Sus cicatrices nos curaron

Teodoreto de Ciro

Sobre la encar­nación del Señor 28

Los sufrimientos de nuestro Salvador son nuestra medicina. Es lo que enseña el profeta, cuando dice: Él sopor­tó nuestros sufrimientos y aguantó nuestros dolores; noso­tros lo estimamos leproso, herido de Dios y humillado; pero él fue traspasado por nuestras rebeliones, triturado por nuestros crímenes. Nuestro castigo saludable cayó sobre él, sus cicatrices nos curaron. Todos errábamos como ovejas; por esto, como cordero llevado al matade­ro, como oveja ante el esquilador, enmudecía y no abría la boca.

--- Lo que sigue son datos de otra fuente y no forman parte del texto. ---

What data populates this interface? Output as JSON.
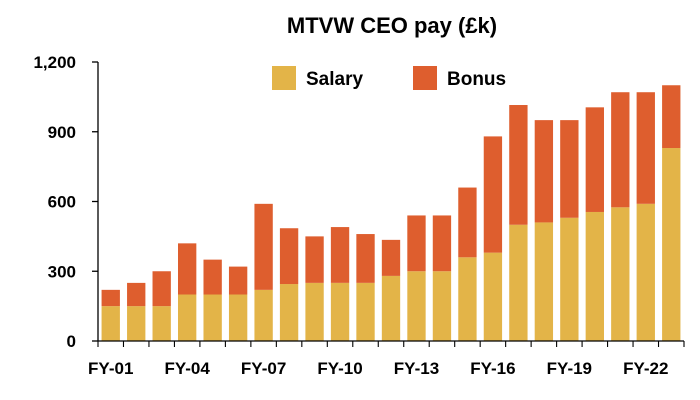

Y, del mismo modo que el pastor, cuando ve a sus ove­jas dispersas, toma a una de ellas y la conduce donde quie­re, arrastrando así a las demás en pos de ella, así también la Palabra de Dios, viendo al género humano descarriado, tomó la naturaleza de esclavo, uniéndose a ella, y, de esta manera, hizo que volviesen a él todos los hombres y con­dujo a los pastos divinos a los que andaban por lugares peligrosos, expuestos a la rapacidad de los lobos.

Por esto, nuestro Salvador asumió nuestra naturaleza; por esto, Cristo, el Señor, aceptó la pasión salvadora, se entregó a la muerte y fue sepultado; para sacarnos de aquella antigua tiranía y darnos la promesa de la incorrupción, a nosotros, que estábamos sujetos a la corrupción. En efecto, al restaurar, por su resurrección, el templo destruido de su cuerpo, manifestó a los muertos y a los que esperaban su resurrección la veracidad y firmeza de sus promesas.

«Pues, del mismo modo –dice– que la naturaleza que tomé de vosotros, por su unión con la divinidad que habi­ta en ella, alcanzó la resurrección y, libre de la corrupción y del sufrimiento, pasó al estado de incorruptibilidad e inmortalidad, así también vosotros seréis liberados de la dura esclavitud de la muerte y, dejada la corrupción y el sufrimiento, seréis revestidos de impasibilidad. »

Por este motivo, también comunicó a todos los hom­bres, por medio de los apóstoles, el don del bautismo, ya que les dijo: Id y haced discípulos de todos los pue­blos, bautizándolos en el nombre del Padre, y del Hijo, y del Espíritu Santo. El bautismo es un símbolo y seme­janza de la muerte del Señor, pues, como dice san Pa­blo, si nuestra existencia está unida a él en una muerte como la suya, lo estará también en una resurrección como la suya.